Upon hearing ‘Dominos,’ with its catchy hooks and electric vibe, I immediately thought here comes the next MGMT, an electro-rock duo that’s going to blow up with the kids and become so oversaturated in the music world that I’m going to end up hating them. Hot off winning the NME’s Philip Hall Radar Award for best new act earlier this year, I could see the hype machine moving full steam. After listening to their debut LP A Brief History of Love, I can see that I’ve picked the wrong band as a comparison. Perhaps it’s just the British accents, but to my ears I hear A Northern Soul-era Verve, and an Echo & the Bunnymen with electronic tendencies. This is good.
Single ‘Dominos’ actually shares little in common with the rest of the album, upfront and direct while the rest of the album is spacey. In the band’s words, this album is about the different facets of love, in which case ‘Dominos’ would have to be regarding the cocksure gaddabout strutting about town just before the inevitable fall. Likewise, other songs offer different scenarios and perspectives. ‘Love in Vain’ offers the tale of the other man begging his lover to stay. ‘Velvet’ finds a man moving on from a past relationship still haunting him. While several singles from earlier this year make a reappearance, the strength of songs like ‘Too Young to Love’ makes this easy to overlook.

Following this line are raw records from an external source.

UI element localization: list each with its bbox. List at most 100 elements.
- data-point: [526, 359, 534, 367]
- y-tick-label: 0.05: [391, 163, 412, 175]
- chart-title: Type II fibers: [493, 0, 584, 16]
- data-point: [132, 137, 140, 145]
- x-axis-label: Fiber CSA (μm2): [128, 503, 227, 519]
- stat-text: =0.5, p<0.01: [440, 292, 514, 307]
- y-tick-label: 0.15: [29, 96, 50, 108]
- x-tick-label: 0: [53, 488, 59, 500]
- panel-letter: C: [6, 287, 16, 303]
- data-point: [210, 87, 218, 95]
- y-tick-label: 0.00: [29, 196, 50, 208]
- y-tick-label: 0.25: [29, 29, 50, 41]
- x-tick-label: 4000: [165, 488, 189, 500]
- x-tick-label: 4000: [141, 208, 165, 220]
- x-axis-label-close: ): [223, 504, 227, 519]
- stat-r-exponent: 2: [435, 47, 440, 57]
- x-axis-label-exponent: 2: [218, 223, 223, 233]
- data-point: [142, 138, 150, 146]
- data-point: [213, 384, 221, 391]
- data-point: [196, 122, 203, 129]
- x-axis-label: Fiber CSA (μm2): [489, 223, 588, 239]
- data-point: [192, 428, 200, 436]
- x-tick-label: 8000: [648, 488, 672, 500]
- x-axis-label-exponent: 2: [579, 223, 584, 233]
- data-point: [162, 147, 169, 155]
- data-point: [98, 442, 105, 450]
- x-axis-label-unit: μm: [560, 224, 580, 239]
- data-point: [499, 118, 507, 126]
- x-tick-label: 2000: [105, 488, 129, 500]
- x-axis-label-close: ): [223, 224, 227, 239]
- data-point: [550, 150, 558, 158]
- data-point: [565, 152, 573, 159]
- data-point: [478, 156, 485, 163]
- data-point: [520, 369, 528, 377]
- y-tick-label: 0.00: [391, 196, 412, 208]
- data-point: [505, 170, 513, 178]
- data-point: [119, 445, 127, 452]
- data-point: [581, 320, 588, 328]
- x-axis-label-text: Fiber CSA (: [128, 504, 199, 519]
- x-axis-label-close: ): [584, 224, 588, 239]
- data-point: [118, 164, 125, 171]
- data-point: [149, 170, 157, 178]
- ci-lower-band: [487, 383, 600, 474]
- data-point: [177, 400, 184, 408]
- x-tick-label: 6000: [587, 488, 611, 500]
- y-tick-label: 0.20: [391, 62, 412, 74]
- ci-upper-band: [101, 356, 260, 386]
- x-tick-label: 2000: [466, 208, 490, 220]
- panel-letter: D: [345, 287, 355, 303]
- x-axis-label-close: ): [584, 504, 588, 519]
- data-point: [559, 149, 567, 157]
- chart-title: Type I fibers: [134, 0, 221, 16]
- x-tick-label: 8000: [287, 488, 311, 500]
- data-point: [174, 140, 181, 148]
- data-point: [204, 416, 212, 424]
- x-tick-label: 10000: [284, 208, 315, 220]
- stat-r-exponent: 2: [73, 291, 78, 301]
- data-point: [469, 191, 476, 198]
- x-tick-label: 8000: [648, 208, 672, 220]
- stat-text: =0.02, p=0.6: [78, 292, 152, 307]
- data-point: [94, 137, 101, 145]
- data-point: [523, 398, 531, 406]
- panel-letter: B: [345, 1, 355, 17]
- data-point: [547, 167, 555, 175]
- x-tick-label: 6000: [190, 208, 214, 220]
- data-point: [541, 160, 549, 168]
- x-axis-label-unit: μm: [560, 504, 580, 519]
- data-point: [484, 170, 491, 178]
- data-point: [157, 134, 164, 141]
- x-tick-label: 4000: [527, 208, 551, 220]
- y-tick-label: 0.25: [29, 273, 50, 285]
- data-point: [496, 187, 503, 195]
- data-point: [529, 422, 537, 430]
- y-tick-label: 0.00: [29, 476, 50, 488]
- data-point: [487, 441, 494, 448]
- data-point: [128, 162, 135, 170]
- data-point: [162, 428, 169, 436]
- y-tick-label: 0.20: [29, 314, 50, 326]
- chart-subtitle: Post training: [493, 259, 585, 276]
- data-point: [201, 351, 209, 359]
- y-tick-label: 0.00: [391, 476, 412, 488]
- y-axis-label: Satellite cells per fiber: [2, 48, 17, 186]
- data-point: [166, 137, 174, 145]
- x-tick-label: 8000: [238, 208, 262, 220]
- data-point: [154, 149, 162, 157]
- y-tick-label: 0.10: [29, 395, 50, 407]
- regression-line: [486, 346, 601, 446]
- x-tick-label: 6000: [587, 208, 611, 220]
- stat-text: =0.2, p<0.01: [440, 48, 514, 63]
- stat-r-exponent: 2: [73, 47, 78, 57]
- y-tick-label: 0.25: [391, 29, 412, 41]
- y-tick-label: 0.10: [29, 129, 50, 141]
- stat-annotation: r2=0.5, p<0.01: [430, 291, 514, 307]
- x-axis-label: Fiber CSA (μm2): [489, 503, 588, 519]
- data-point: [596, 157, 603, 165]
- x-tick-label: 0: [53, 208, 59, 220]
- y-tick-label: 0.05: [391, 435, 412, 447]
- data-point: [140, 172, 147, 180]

There’s an honest, authentic feeling to the album. The vocals are emotional without sounding whiny, which in the hands of a lesser band could have been a misfire. The dreamy soundscape created by the juxtaposition of heartfelt vocals placed against droning guitars hits all the right spots. It remains to be seen if their momentum will continue, but the Big Pink have created a solid debut album, well worth the praise lavished upon it.